Heath Lambert trio make £5m in sale to Jardine Lloyd Thompson

Click to follow

A £130m sale of Heath Lambert to the rival insurance broker Jardine Lloyd Thompson, likely to be unveiled within weeks, will deliver cash, shares and pension benefits worth millions of pounds to the three top Heath Lambert men instrumental in brokering the deal.

Adrian Colosso, Heath Lambert's chief executive since March last year, Mike Bruce, the managing director, and Keith Hamill, the non-executive chairman, will net about £5m in cash and shares between them as part of the deal.

Under the terms of the JLT takeover, they alone will be awarded extra Heath Lambert shares, which earmarked for managers after the company's last refinancing a year ago, but as yet unallocated.

Mr Colosso, already the single largest shareholder with 3 per cent of the company, will be given another 2 per cent.
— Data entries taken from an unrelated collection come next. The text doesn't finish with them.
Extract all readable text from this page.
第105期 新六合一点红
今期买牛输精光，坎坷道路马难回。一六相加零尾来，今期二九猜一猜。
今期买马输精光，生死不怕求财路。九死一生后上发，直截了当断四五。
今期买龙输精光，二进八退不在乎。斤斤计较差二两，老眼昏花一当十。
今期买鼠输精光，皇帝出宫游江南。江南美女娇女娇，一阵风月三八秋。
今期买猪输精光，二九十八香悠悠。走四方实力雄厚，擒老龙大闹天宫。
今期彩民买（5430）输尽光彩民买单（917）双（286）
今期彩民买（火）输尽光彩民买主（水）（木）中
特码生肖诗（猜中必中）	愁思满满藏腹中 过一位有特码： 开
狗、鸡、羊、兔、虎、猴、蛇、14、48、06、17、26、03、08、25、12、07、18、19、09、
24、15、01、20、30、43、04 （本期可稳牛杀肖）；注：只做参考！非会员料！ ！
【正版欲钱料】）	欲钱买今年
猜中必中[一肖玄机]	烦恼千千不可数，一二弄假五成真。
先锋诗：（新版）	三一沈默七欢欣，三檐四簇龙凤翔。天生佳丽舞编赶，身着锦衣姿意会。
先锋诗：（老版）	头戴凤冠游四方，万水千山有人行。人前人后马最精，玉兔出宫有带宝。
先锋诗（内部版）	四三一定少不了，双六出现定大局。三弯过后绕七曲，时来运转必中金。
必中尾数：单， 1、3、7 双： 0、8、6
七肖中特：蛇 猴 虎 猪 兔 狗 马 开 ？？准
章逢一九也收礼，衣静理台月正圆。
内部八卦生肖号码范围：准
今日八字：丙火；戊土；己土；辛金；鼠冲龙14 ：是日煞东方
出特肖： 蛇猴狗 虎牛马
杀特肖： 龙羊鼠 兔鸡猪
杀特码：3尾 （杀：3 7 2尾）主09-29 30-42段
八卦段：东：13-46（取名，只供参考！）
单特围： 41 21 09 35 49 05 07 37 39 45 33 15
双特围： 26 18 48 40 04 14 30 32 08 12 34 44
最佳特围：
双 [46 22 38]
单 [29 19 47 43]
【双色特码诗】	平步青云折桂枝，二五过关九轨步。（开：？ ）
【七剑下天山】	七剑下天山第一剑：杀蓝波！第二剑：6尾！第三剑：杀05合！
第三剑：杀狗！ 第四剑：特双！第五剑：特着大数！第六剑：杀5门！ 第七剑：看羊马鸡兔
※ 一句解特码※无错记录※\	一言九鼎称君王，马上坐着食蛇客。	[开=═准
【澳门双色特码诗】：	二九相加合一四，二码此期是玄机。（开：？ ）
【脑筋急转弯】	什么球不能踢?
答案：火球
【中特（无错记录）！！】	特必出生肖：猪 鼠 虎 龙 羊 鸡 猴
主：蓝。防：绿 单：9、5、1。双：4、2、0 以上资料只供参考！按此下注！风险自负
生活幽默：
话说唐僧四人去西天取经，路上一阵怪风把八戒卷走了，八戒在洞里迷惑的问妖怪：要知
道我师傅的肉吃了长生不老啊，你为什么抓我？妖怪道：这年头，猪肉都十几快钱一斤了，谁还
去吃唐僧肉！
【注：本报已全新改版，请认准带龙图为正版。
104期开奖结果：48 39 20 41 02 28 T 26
Mr Bruce, who holds a 2.5 per cent stake, will receive a further 1 per cent, and Mr Hamill's Heath Lambert holding will be bolstered from 1.5 per cent to 2.5 per cent.

Between the three, their 11 per cent stake will fetch about £3m in a sale to JLT.
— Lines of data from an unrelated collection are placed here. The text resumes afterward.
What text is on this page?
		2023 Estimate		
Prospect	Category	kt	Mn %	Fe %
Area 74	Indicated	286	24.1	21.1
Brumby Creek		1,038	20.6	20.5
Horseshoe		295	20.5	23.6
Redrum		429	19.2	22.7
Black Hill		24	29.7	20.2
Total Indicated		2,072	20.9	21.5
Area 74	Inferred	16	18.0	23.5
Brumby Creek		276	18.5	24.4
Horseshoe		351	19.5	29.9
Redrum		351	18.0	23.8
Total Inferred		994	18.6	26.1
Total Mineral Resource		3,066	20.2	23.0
After the takeover, Mr Colosso is expected to take a seat on the JLT board and Mr Bruce will assume a senior position.

Both are believed to be in line for "golden hellos" of cash and JLT shares worth about £1m each, on top of extra pension benefits not extended to other Heath Lambert employees.
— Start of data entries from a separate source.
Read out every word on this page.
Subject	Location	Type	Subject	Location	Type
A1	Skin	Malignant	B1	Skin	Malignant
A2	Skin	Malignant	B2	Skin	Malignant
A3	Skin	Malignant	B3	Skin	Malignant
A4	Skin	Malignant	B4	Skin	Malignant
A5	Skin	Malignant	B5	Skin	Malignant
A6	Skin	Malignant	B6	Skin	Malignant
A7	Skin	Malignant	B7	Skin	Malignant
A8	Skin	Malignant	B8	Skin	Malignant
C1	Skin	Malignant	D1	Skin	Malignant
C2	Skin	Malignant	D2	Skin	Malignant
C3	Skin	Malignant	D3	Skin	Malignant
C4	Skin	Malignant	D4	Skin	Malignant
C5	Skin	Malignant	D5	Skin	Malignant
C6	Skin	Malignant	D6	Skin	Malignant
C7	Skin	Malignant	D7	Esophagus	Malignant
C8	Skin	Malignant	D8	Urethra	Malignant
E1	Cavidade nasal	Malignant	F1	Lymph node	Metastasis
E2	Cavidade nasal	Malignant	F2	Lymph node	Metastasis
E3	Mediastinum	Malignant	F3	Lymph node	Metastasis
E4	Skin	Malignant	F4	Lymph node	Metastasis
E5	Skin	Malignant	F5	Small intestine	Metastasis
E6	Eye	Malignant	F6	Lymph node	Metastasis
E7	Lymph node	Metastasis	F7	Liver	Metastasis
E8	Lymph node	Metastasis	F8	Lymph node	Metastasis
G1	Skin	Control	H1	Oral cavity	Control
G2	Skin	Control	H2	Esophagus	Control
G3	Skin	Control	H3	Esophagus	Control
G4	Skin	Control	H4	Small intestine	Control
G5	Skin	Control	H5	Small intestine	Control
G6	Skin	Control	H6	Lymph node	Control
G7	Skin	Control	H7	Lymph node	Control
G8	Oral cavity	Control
A recent financial restructuring, led by Royal Bank of Scotland and Credit Suisse, saw the Pension Protection Fund secure 10 per cent of the company's shares in return for bailing out the Heath Lambert pension scheme. The final-salary scheme, £210m in deficit at the time, was closed. All pension assets are still controlled by trustees but are likely to be transferred to the PPF in the future. The PPF is thought to have had no involvement in discussions between Heath Lambert and JLT.

Some within the City said the deal would be an excellent one for JLT, which will be able to reap substantial cost savings from the tie-up, but they argue that shareholders in Heath Lambert could be better served should the takeover be deferred.

One sector analyst said: "It's a very early stage at which to be selling the company, only a year after the last restructuring. The Heath Lambert equity could well be worth four times these levels if they waited a year or so to reap the benefits of the restructuring."

The past difficulties of JLT and Heath Lambert have been well documented. In late 2004, JLT warned on profits and announced the departure of Steve McGill, its chief executive. Dominic Burke replaced him, and in March unveiled a strategic review that opened the door to bolt-on acquisitions.

In 2003, Heath Lambert's planned flotation fell through, prompting a change of management, disposals and restructuring of its finances. A year ago, it restructured again to leave a company worth about £50m with about £100m of loan notes, preference shares and debt.

JLT has already acquired most of Heath Lambert's Latin American and aviation operations.

Hamill: serial non-exec with the Midas touch

Keith Hamill, named non-executive chairman of Heath Lambert in September, is a busy man. A "professional non-executive", he holds the same role at six other companies, including the brokerage Collins Stewart Tullett, the menswear group Moss Bros and the nightclubs operator Luminar.

Mr Hamill also sits on the board of four other companies, including the electronic parts distributor Electrocomponents as an independent director, and is deputy chancellor of the University of Nottingham, where he read politics.

His decision to "Go Plural" (to use the phrase of another famous multiple independent director, Allan Leighton) in 2000 after years as an accountant and serial finance director has also proved lucrative. Mr Hamill was paid £85,000 by Luminar alone last year.

Non-executive directors should expect to devote about three weeks a year to each company, on board meetings and committees and paperwork.

However, their workload can increase dramatically should a company be caught in a takeover battle.

Mr Hamill is a specialist in complicated situations and has a good record of securing private-equity backing for firms with which he is involved, notably the launch of the airline Go.

As chairman of Moss Bros, he fielded the attentions of Shami Ahmed, the Joe Bloggs fashion entrepreneur. Before that, he was finance director of WH Smith when Tim Waterstone attempted a takeover. It paid Mr Hamill £300,000 when he left in 2000.

After a spell at United Distillers following the Guinness affair, he became finance director of Forte in 1996 when the hotels empire was engulfed by a hostile bid from Granada.

Mr Hamill was embroiled in controversy after it emerged in 2003 he owned share options in Collins Stewart. Current views of best corporate governance practice advise that non-executive directors should not own shares or options in companies on whose boards they sit because that could compromise their independence and ability to challenge the board should the need arise.